I’m not sure how long I’ll be playing Horizon: Zero Dawn, but I figure that while it’s taking up my time, I’ll try to parse out some thoughts that I’m having as I go along.
After about ten hours of play (I think; I’m not keeping close track, and aside from an extended session last Saturday while hanging out with friends, I’ve only had time to play an hour here and there in the last week), I’m starting to gather a bit more about the story. The early hours revolve around Aloy’s effort to rejoin her tribe, the Nora, after being raised as an outcast from birth. Aloy isn’t just trying to rejoin her tribe, however; she wants to win the Proving and earn a boon from the Nora Matriarchs which she intends to use to find out about her origins.
The Proving goes according to plan with Aloy winning in a dramatic fashion, but before the concluding ceremony can take place, the braves-to-be are ambushed by cultists who have technology that allows them to co-opt the wild machines. Pretty much all the new braves die except for Aloy, who is saved by her foster father Rost sacrificing himself to protect her from a massive explosion. Aloy recovers inside the mountain that the Nora call the All-Mother (they believe the mountain is the source of all life which, given the sci-fi setting, isn’t actually that far-fetched) where she learns that the cultists were seeking her out because of her resemblance to another woman with an over ninety-eight percent genetic similarity (Aloy’s Focus is a handy little plot device). Inside the mountain there’s some kind of advanced shelter that recognizes Aloy’s genetic markers, but doesn’t grant her access because of her slight dissimilarity with the woman in the data from the cultists. Matriarch Teersa, who has been Aloy’s key advocate among the Nora, interprets all of this through the Nora’s All-Mother religion, and decides that Aloy needs to go on a quest to purify herself so she can enter the ‘sanctum.’

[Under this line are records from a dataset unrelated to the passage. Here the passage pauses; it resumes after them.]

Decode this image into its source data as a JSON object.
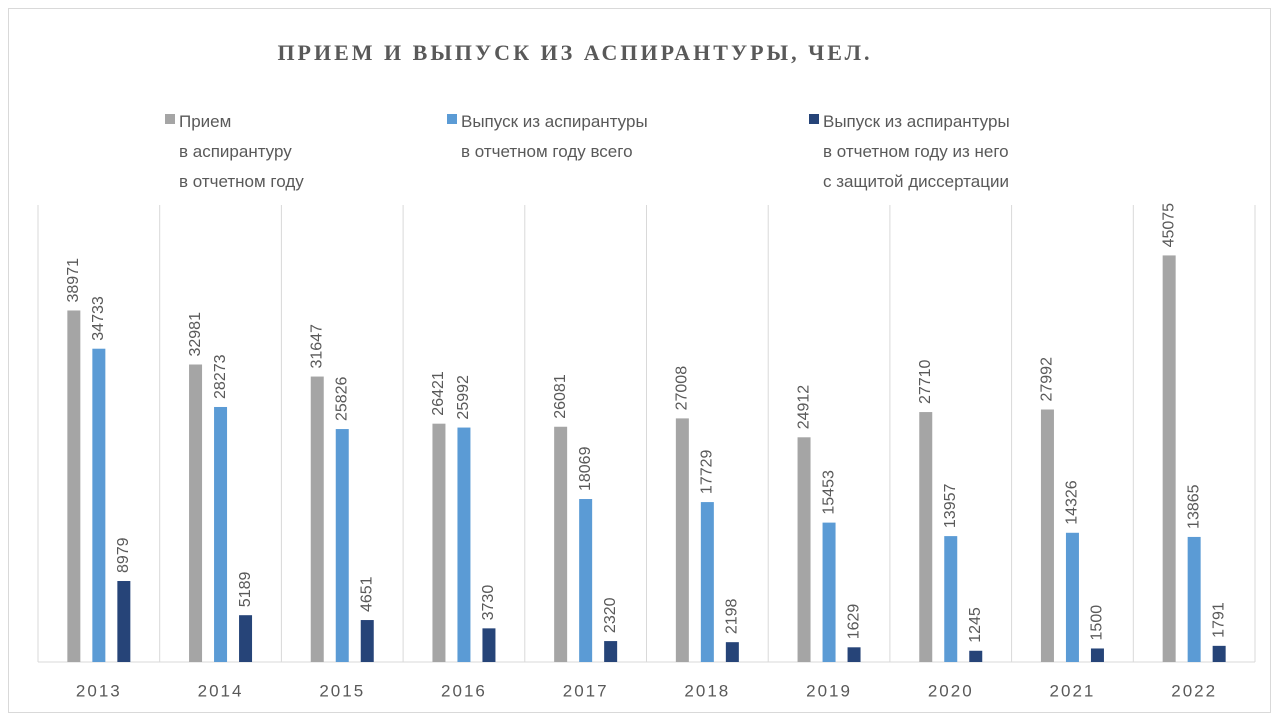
{
  "chart_data": {
    "type": "bar",
    "title": "ПРИЕМ И ВЫПУСК ИЗ АСПИРАНТУРЫ, ЧЕЛ.",
    "categories": [
      "2013",
      "2014",
      "2015",
      "2016",
      "2017",
      "2018",
      "2019",
      "2020",
      "2021",
      "2022"
    ],
    "series": [
      {
        "name": "Прием\nв аспирантуру\nв отчетном году",
        "color": "#a5a5a5",
        "values": [
          38971,
          32981,
          31647,
          26421,
          26081,
          27008,
          24912,
          27710,
          27992,
          45075
        ]
      },
      {
        "name": "Выпуск из аспирантуры\nв отчетном году всего",
        "color": "#5b9bd5",
        "values": [
          34733,
          28273,
          25826,
          25992,
          18069,
          17729,
          15453,
          13957,
          14326,
          13865
        ]
      },
      {
        "name": "Выпуск из аспирантуры\nв отчетном году из него\nс защитой диссертации",
        "color": "#264478",
        "values": [
          8979,
          5189,
          4651,
          3730,
          2320,
          2198,
          1629,
          1245,
          1500,
          1791
        ]
      }
    ],
    "ylim": [
      0,
      50000
    ]
  }
}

And that’s how we get the justification for Aloy leaving Nora lands (there’s a taboo against members of the tribe leaving the valley) to explore the rest of the world. Besides being a perfectly cromulent way to start a video game quest (you don’t need that much reason for anything in a video game to be honest), it’s also a really interesting take on the tension between scientific thought and faith. Aloy has been established up to this point to be something of a skeptic among the Nora; being an outcast from birth and denied most of the social conditioning that other Nora receive, she’s less wary of the past’s technology and more inclined to be critical of the Nora’s metaphysical beliefs. Once she discovers that All-Mother is just another ruin from the Metal World, Aloy’s feelings about her tribe’s faith, which was already ambivalent, appears to reach a nadir. Aloy serves as a proxy for the player whose perspective on the Nora is that they’re misunderstanding technology that they don’t even realize actually is technology. Teersa’s reaction to all of this is particularly interesting, since she clearly has a preferred interpretation that assigns metaphysical significance to Aloy’s interaction with the All-Mother but doesn’t seem to have any illusions about All-Mother’s technological nature. It’s an interesting commentary on the elasticity of faith and its ability to peacefully coexist with scientific knowledge. I expect that this tension will be a significant motif moving forward through the plot as Aloy explores other lands and the ways that other tribes have learned to cope with the world in which they live.
From a gameplay perspective, Horizon continues to be highly engaging. I mentioned before that I’m hoping for a twist on the skill tree concept, but I don’t think that’s coming. This is only a minor disappointment, because the variety of strategies available for hunting machines is incredibly satisfying. I prefer to do stealth builds in games when they’re available, and the game has been pleasantly accommodating in that regard. While equipment and weapons can be customized to emphasize different traits, I haven’t built Aloy’s gear in a way that provides much in the way of strong offense or defense. Traps are quickly becoming my preferred method of taking down big machines, mostly because they carry the almost unfair advantage of allowing the player to inflict damage on prey without receiving direct aggression; Aloy is agile, but soft and squishy, and she can’t take much punishment in head-on confrontations (especially not when I’m playing, as I still feel relatively clumsy with the controls). At the moment I’m enjoying making use of explosive trip wires; they can be set from stealth cover, and if a machine fails to trip them, I’ve invested in the skill that allows me to pick unused traps back up into my inventory. I want to play more with Aloy’s mobility (besides sneaking she has a decent range of other methods to traverse terrain that seem designed to encourage highly spectacular fights with machines), but in the early hours of the game that doesn’t feel feasible quite yet.